Special Education grant to help prepare faculty to train K-12 teachers

The University’s College of Education has been awarded $1.4 million to prepare six doctoral students for an advanced career in special education

Special Education grant to help prepare faculty to train K-12 teachers

The University’s College of Education has been awarded $1.4 million to prepare six doctoral students for an advanced career in special education

The University of Nevada, Reno College of Education has received Nevada's Collaborative Investment in Teaching Excellence grant from the Office of Special Education Programs in the U.S. Department of Education. The N-CITE grant is a five-year, $1.4 million grant that will cover tuition costs and a monthly stipend for six doctoral students.

The N-CITE grant brings recognition to the College of Education and the University in expanding its special education program to meet the need for faculty in this field.
"There is a shortage of special education teachers in K-12, but there's also a shortage of special education faculty to prepare teachers to teach kids with disabilities," Tammy Abernathy, professor of special education, said.

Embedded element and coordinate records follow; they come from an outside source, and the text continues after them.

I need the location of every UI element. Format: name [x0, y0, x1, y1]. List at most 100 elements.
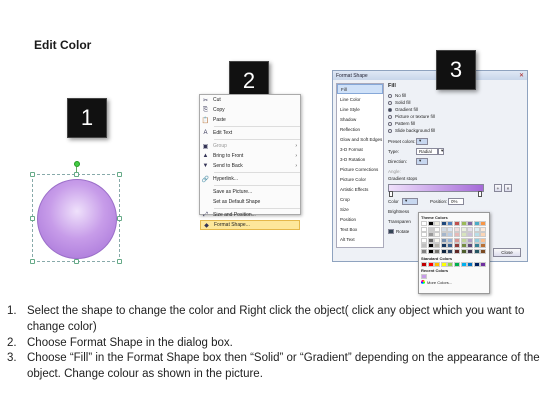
color-swatch[interactable]: [440, 226, 447, 232]
fill-option[interactable]: No fill: [388, 92, 526, 99]
type-select[interactable]: Radial: [416, 147, 438, 155]
color-swatch[interactable]: [467, 221, 474, 226]
resize-handle-b[interactable]: [74, 259, 79, 264]
close-icon[interactable]: ✕: [519, 72, 524, 79]
color-swatch[interactable]: [480, 243, 487, 249]
remove-stop-button[interactable]: ×: [504, 184, 512, 192]
color-swatch[interactable]: [421, 273, 427, 279]
color-swatch[interactable]: [473, 232, 480, 238]
color-swatch[interactable]: [467, 226, 474, 232]
nav-item[interactable]: Picture Color: [337, 174, 383, 184]
color-picker-button[interactable]: ▾: [402, 197, 418, 205]
color-swatch[interactable]: [447, 261, 454, 267]
gradient-stop-right[interactable]: [478, 191, 482, 197]
radio-button[interactable]: [388, 107, 392, 112]
resize-handle-l[interactable]: [30, 216, 35, 221]
menu-item-copy[interactable]: ⎘ Copy: [200, 105, 300, 115]
color-swatch[interactable]: [434, 261, 441, 267]
nav-item[interactable]: Text Box: [337, 224, 383, 234]
color-swatch[interactable]: [453, 237, 460, 243]
color-swatch[interactable]: [473, 248, 480, 254]
color-swatch[interactable]: [427, 221, 434, 226]
color-swatch[interactable]: [467, 248, 474, 254]
color-swatch[interactable]: [467, 243, 474, 249]
color-swatch[interactable]: [440, 261, 447, 267]
position-input[interactable]: 0%: [448, 197, 464, 205]
resize-handle-tl[interactable]: [30, 172, 35, 177]
color-swatch[interactable]: [453, 221, 460, 226]
nav-item[interactable]: Picture Corrections: [337, 164, 383, 174]
color-swatch[interactable]: [480, 237, 487, 243]
resize-handle-t[interactable]: [74, 172, 79, 177]
menu-item-cut[interactable]: ✂ Cut: [200, 95, 300, 105]
color-swatch[interactable]: [427, 248, 434, 254]
radio-button[interactable]: [388, 93, 392, 98]
color-swatch[interactable]: [447, 237, 454, 243]
color-swatch[interactable]: [460, 226, 467, 232]
close-button[interactable]: Close: [493, 248, 521, 257]
color-swatch[interactable]: [447, 221, 454, 226]
color-swatch[interactable]: [453, 248, 460, 254]
color-swatch[interactable]: [460, 221, 467, 226]
resize-handle-br[interactable]: [117, 259, 122, 264]
color-swatch[interactable]: [453, 261, 460, 267]
color-swatch[interactable]: [467, 261, 474, 267]
color-swatch[interactable]: [473, 226, 480, 232]
color-swatch[interactable]: [447, 226, 454, 232]
nav-item[interactable]: 3-D Rotation: [337, 154, 383, 164]
nav-item[interactable]: Fill: [337, 84, 383, 94]
color-swatch[interactable]: [421, 226, 427, 232]
color-swatch[interactable]: [480, 261, 487, 267]
color-swatch[interactable]: [427, 261, 434, 267]
radio-button[interactable]: [388, 100, 392, 105]
menu-item-edit-text[interactable]: A Edit Text: [200, 128, 300, 138]
radio-button[interactable]: [388, 121, 392, 126]
menu-item-hyperlink[interactable]: 🔗 Hyperlink...: [200, 174, 300, 184]
color-swatch[interactable]: [460, 248, 467, 254]
color-swatch[interactable]: [453, 243, 460, 249]
menu-item-save-picture[interactable]: Save as Picture...: [200, 187, 300, 197]
fill-option[interactable]: Pattern fill: [388, 120, 526, 127]
color-swatch[interactable]: [434, 243, 441, 249]
color-swatch[interactable]: [447, 232, 454, 238]
fill-option[interactable]: Gradient fill: [388, 106, 526, 113]
nav-item[interactable]: Artistic Effects: [337, 184, 383, 194]
menu-item-paste[interactable]: 📋 Paste: [200, 115, 300, 125]
nav-item[interactable]: Glow and Soft Edges: [337, 134, 383, 144]
color-swatch[interactable]: [440, 237, 447, 243]
color-swatch[interactable]: [434, 237, 441, 243]
resize-handle-r[interactable]: [117, 216, 122, 221]
nav-item[interactable]: Size: [337, 204, 383, 214]
color-swatch[interactable]: [460, 243, 467, 249]
nav-item[interactable]: 3-D Format: [337, 144, 383, 154]
nav-item[interactable]: Shadow: [337, 114, 383, 124]
menu-item-default-shape[interactable]: Set as Default Shape: [200, 197, 300, 207]
color-swatch[interactable]: [460, 261, 467, 267]
nav-item[interactable]: Position: [337, 214, 383, 224]
color-swatch[interactable]: [434, 248, 441, 254]
color-swatch[interactable]: [440, 243, 447, 249]
menu-item-size-position[interactable]: ⤢ Size and Position...: [200, 210, 300, 220]
color-swatch[interactable]: [421, 237, 427, 243]
rotation-handle[interactable]: [74, 161, 80, 167]
chevron-down-icon[interactable]: ▾: [438, 147, 444, 155]
menu-item-bring-front[interactable]: ▲ Bring to Front ›: [200, 151, 300, 161]
color-swatch[interactable]: [467, 237, 474, 243]
color-swatch[interactable]: [427, 237, 434, 243]
color-swatch[interactable]: [460, 232, 467, 238]
more-colors-link[interactable]: More Colors...: [421, 280, 487, 285]
color-swatch[interactable]: [453, 232, 460, 238]
nav-item[interactable]: Line Color: [337, 94, 383, 104]
color-swatch[interactable]: [421, 221, 427, 226]
color-swatch[interactable]: [421, 261, 427, 267]
color-swatch[interactable]: [434, 232, 441, 238]
color-swatch[interactable]: [434, 226, 441, 232]
color-swatch[interactable]: [440, 248, 447, 254]
add-stop-button[interactable]: +: [494, 184, 502, 192]
color-swatch[interactable]: [434, 221, 441, 226]
nav-item[interactable]: Crop: [337, 194, 383, 204]
selected-shape[interactable]: [30, 161, 122, 264]
color-swatch[interactable]: [447, 248, 454, 254]
color-swatch[interactable]: [480, 221, 487, 226]
color-swatch[interactable]: [473, 243, 480, 249]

The grant's purpose is to prepare doctoral students for a career at a higher education institution specializing in special education. The six doctoral students have yet to be chosen, but they will be selected based on three main criteria: a 3.0 grade-point average in a master's program, at least three years of exemplary teaching experience in a special education setting and a high writing sample score.

The University's College of Education was chosen as one of the 15 recipients out of 80 schools that applied for the grant. The peers who reviewed the grant applications chose the University because of the exceptional conceptual framework and service component outlined in the grant application by Abernathy and Shanon Taylor, associate professor and program coordinator for special education.

"Our doctorate program is about how to do research, how to do teaching, how to do service to your profession and how to successfully balance all three," Taylor said. "We have students who have been waiting to apply to our doctoral program in special education, so receiving this grant really allows a lot of growth for the college and for the special education program."

Three College of Education faculty members including Abernathy, Ann Bingham and MaryAnn Demchak earned their doctorate degrees through grant programs like N-CITE.

In the last two years, the College of Education has also received two additional grants from the Office of Special Education, both of which were awarded to the master's program.